Risico van de non-recourse bepaling. De Obligatielening bevat een non-recourse bepaling in Artikel 10 van de Obligatievoorwaarden. Deze bepaling houdt in dat de Obligatiehouders zich, tenzij aansprakelijkheid van rechtswege niet kan worden uitgesloten, uitsluitend mogen verhalen op het vermogen van de Uitgevende Instelling en zich niet kunnen verhalen op het (privé) vermogen van de aandeelhouders of directie van de Uitgevende Instelling. Deze clausule beperkt het verhaalsrecht van de Obligatiehouders.
Risico van de non-recourse bepaling. Het risico bestaat dat in geval de Uitgevende Instelling, om welke reden dan ook, niet in staat is haar verplichtingen na te komen aan Obligatiehouders, deze laatsten enkel de Uitgevende Instelling hiervoor aansprakelijk mogen stellen, maar niet de directie of de aandeelhouder van de Uitgevende Instelling. De Obligatielening bevat een non-recourse bepaling in de Obligatievoorwaarden, die inhoudt dat de Obligatiehouders zich uitsluitend mogen verhalen op het vennootschapsvermogen van de Uitgevende Instelling en zich niet kunnen verhalen op het (privé) vermogen van de directie of de aandeelhouder van de Uitgevende Instelling, tenzij sprake is van opzet of grove schuld van deze partijen.

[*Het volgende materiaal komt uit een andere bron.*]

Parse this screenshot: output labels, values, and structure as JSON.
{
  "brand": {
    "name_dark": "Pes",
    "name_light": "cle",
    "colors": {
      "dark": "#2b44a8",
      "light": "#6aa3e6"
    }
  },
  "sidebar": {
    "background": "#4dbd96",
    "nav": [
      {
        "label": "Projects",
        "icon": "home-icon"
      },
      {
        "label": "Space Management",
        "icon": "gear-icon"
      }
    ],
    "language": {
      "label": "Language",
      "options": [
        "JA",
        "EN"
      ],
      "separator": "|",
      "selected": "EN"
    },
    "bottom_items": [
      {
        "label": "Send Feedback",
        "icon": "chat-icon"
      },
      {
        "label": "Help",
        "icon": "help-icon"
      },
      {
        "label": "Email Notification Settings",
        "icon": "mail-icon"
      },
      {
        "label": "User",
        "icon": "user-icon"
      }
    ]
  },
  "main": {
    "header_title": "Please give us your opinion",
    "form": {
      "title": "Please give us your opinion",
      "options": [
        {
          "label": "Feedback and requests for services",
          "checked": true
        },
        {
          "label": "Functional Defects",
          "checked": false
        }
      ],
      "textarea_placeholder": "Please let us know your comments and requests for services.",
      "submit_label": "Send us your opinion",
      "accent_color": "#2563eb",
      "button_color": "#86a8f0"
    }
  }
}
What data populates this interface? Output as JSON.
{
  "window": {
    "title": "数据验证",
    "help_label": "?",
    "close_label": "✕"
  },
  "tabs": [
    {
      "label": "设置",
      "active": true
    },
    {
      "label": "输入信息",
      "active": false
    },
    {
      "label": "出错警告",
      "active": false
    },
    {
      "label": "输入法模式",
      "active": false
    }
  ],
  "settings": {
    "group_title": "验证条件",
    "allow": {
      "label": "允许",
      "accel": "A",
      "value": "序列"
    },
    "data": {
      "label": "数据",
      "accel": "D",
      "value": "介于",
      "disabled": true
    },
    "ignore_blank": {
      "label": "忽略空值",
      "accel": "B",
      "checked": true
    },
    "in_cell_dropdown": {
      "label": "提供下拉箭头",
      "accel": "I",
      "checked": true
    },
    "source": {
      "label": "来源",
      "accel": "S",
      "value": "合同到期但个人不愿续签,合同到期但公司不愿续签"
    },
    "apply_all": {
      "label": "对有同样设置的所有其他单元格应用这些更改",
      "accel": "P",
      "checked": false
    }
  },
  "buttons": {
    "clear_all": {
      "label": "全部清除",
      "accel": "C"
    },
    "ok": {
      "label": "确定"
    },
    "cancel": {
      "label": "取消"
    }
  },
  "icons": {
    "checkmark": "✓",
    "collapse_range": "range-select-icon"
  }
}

Risico van de non-recourse bepaling. De Obligatielening bevat een non-recourse bepaling. Deze bepaling houdt in dat de Obligatiehouders zich, tenzij sprake is van opzet of grove schuld, uitsluitend mogen verhalen op het vennootschapsvermogen van de Uitgevende Instelling en dat de Obligatiehouders zich niet mogen verhalen op (privé)vermogen van aandeelhouders of bestuurders van de Uitgevende Instelling.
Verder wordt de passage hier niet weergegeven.